Cars, Crowds, Chaos (and David Hasselhoff)
One of the biggest, boldest productions I ever pulled off was this: we shut down Regent Street in London, yes, the entire stretch from Oxford Circus to Leicester Square, for Gumball 3000.
Picture it: a roaring parade of supercars rolling down what’s usually one of the busiest shopping streets in Europe, transformed into a full-blown spectacle. Thousands lined the
barricades, cameras flashing, people screaming. We had celebrities, DJs, the Mayor of London, a custom-built half-pipe, a Shell vintage petrol station pop-up, brand activations up and down the street, and even a skateboarding demo. The whole thing was a sensory overload—in the best way.

Behind the Barricades: Regent Street Takeove
My team - just three of us - spent months negotiating with the Crown Estate, the trust that manages Regent Street. They only shut it down twice a year, and that year the NFL had already taken one of those slots. We had to prove our worth: detailed plans, ROI projections, full safety briefings. We liaised with Metropolitan Police, city authorities, and the event safety board.

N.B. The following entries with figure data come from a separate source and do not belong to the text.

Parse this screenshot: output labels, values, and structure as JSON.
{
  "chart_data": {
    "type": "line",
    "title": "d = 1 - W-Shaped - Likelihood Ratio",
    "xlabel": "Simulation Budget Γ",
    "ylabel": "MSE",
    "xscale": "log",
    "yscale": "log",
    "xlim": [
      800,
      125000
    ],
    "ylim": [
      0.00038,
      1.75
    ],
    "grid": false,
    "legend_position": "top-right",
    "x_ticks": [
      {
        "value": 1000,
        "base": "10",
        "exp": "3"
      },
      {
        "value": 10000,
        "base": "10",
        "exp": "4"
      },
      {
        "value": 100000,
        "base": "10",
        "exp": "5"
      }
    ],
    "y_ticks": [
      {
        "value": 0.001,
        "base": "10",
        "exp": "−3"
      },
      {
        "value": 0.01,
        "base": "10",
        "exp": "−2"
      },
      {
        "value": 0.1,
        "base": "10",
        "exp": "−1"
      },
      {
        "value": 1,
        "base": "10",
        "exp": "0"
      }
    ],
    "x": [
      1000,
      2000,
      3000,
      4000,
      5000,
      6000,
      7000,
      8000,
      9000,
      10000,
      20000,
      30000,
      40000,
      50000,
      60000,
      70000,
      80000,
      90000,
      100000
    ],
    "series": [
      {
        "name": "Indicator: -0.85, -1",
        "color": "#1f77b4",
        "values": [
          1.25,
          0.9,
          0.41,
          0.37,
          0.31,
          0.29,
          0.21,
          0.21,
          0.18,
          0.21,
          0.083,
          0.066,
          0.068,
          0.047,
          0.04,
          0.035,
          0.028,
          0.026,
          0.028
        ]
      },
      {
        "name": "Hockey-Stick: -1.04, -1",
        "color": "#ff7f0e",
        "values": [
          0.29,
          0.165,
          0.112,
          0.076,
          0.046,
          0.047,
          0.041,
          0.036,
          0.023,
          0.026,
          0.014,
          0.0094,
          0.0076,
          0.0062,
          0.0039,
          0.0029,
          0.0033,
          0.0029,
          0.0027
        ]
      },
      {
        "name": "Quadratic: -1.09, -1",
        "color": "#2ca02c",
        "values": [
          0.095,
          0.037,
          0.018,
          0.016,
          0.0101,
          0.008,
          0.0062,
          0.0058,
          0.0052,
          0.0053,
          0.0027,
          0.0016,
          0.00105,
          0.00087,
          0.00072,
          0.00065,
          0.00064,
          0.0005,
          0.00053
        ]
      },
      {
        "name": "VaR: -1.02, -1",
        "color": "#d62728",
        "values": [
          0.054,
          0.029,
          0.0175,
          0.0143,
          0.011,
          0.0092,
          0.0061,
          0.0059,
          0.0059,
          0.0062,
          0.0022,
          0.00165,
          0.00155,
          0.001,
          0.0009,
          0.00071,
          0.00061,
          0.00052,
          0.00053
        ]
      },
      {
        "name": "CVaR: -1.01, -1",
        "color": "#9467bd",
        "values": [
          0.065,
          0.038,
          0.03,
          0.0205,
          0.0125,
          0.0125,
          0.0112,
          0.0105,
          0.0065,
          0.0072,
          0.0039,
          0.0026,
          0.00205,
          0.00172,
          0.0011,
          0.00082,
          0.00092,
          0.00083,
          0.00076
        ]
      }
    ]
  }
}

Somehow, against the odds, we got the green light.
We mapped every inch. We placed Fiat Abarth displays, ran energy drink activations (including our Gumball x Battery collab), and worked with Hamley's for in-store madness. Music blasted from both ends of the street. David Hasselhoff kicked off the show by climbing on top of his car like a rockstar.
The cars came down from Manchester in a convoy, turned Regent Street into a catwalk, and ended the run at the W Hotel in Leicester Square, where I hosted the check-in, formal dinner, and a party at Cirque, a nearby club I scouted months earlier.
It was madness. It was beautiful. And it was one of the most logistically complex, creatively fulfilling things I’ve ever worked on.